In 2007, during the UAW’s six-hour strike against Chrysler, I went to interview workers on the picket lines outside one of the company’s plants.
One man turned the tables and started interrogating me. He demanded to know what kind of car I drive, and when I told him a Mini Cooper, he began yelling at other workers to come harass the reporter who owned a non-union car.
A short time later, the same man came up to me and apologized. “I’m sorry, this is my first strike and I got a little worked up,” he told me. “I thought I was supposed to give you a hard time.”
For the rest of that round of contract talks, I drove my wife’s (union-made) Pontiac Vibe, if only to avoid any more confrontations that could make it harder to do my job.
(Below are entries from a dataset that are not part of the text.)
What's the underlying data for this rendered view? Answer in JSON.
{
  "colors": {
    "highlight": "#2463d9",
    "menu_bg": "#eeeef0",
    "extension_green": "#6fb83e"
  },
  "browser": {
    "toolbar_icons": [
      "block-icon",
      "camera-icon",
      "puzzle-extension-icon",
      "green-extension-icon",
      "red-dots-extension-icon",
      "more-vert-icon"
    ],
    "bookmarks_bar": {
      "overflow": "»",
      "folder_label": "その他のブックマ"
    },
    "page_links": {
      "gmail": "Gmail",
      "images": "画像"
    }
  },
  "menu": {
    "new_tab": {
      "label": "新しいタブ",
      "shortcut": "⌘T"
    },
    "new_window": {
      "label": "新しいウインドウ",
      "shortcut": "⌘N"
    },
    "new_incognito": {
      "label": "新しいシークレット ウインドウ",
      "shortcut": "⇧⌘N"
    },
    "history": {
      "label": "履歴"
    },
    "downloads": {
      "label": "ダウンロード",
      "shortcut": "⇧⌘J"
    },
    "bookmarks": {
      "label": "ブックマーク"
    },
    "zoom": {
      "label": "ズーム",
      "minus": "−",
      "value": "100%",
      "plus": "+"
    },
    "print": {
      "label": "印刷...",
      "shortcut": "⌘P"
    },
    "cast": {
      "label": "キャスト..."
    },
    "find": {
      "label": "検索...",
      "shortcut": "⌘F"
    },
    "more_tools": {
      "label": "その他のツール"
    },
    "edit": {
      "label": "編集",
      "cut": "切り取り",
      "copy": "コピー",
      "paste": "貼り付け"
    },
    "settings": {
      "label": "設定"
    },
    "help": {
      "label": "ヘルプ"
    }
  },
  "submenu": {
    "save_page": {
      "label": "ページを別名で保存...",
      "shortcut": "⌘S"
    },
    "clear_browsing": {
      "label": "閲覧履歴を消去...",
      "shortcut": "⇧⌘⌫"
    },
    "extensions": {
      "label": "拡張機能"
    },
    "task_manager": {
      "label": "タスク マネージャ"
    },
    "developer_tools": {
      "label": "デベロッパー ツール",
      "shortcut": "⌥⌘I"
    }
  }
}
I was reminded of this when looking at some employment numbers for the Detroit 3 this morning, after negotiators at the bargaining table extended the previous contracts past last night’s expiration and shifted the talks into overtime.
Here’s what I noticed: 28 percent of hourly workers at Ford Motor Co. -- 15,029 out of 52,871 -- were hired after Oct. 19, 2011, the date the previous deal was ratified. In other words, nearly three out of every 10 workers currently waiting for either a new deal or an order to go out on strike have never been through a round of UAW talks before.
The percentage is even higher at Fiat Chrysler, though the UAW gives out less detailed data than it does for Ford. Almost 45 percent of FCA’s 37,000 hourly workers are earning Tier 2 wages, with virtually all of those hired in 2010 or later. So figure about 13,000 people there who are new to the negotiation process, plus probably 8,000 at General Motors.